E como quanto maior for a maioria, maior é o mercado… Restava acautelar a hipótese da rejeição. Com a cumplicidade activa dos jornalistas ao seu serviço, as televisões desculpabilizam e importantizam o básico-vítima que aceita degradar-se nos «reality shows», ungindo-o da respeitabilidade que é suposto a informação conceder.

De «entrevista» em «directo», no interior dos espaços noticiosos, a opinião deles sobre a sua própria vulgaridade deixa de ser vulgar, porque discutida e partilhada por uma maioria composta de vulgares, mas maioria democrática. A dupla televisão-básico entra assim nos nossos usos e costumes, à semelhança dos Talibans nos dos fundamentalistas afegãos.

Os resíduos televisivos, ignorantes, incultos e violentos, são um problema bem mais grave do que os resíduos tóxicos e nucleares. «Quem nos livrará das sedimentações da estupidez secular?», interrogava-se Baudrillard, em 1992, na sua «Greve des Évenements». A questão é pertinente, mas fatalista. Antes de nos preocuparmos com a maneira de deitar fora o lixo, não será preferível impedir a sua acumulação?

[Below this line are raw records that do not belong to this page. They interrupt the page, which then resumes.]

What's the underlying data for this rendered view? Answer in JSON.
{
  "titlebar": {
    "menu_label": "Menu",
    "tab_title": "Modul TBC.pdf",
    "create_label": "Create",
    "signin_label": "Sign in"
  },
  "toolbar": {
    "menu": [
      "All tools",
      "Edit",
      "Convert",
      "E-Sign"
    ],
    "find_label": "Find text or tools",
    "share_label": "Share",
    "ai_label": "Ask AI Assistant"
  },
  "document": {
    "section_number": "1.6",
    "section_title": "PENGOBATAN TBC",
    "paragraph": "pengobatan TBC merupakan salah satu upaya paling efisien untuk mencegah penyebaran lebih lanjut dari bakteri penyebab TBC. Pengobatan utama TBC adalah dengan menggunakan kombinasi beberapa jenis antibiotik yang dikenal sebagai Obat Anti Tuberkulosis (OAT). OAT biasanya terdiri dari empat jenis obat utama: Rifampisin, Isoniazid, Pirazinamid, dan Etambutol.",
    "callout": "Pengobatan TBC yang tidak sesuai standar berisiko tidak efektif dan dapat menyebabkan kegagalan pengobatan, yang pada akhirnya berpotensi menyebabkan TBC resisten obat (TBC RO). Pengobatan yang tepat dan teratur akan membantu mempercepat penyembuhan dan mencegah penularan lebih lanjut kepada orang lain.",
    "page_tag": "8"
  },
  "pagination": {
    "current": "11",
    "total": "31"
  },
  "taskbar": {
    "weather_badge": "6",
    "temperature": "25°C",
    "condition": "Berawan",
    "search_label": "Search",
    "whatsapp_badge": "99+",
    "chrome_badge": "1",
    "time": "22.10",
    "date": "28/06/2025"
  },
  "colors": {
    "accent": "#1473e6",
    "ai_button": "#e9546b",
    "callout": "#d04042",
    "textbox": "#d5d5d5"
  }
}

Descaradamente, sem o mínimo resquício de pudor, o dinheiro tornou-se a razão de ser das televisões comerciais. A sua única razão de ser. Muito mais do que todos os discursos moralistas, uma auto-regulação sempre em devir e a impotência de legisladores timoratos, a maneira de as chamar à razão que assiste à cidadania, à dignidade e à civilização, é ir-lhes ao dinheiro.

Canais de televisão não faltam, e fabricantes de produtos publicitados também não.

E se faltarem, por muito fora de moda que seja, ainda não é proibido fazer economias.

As do nosso dinheiro e as dos nossos tempos livres.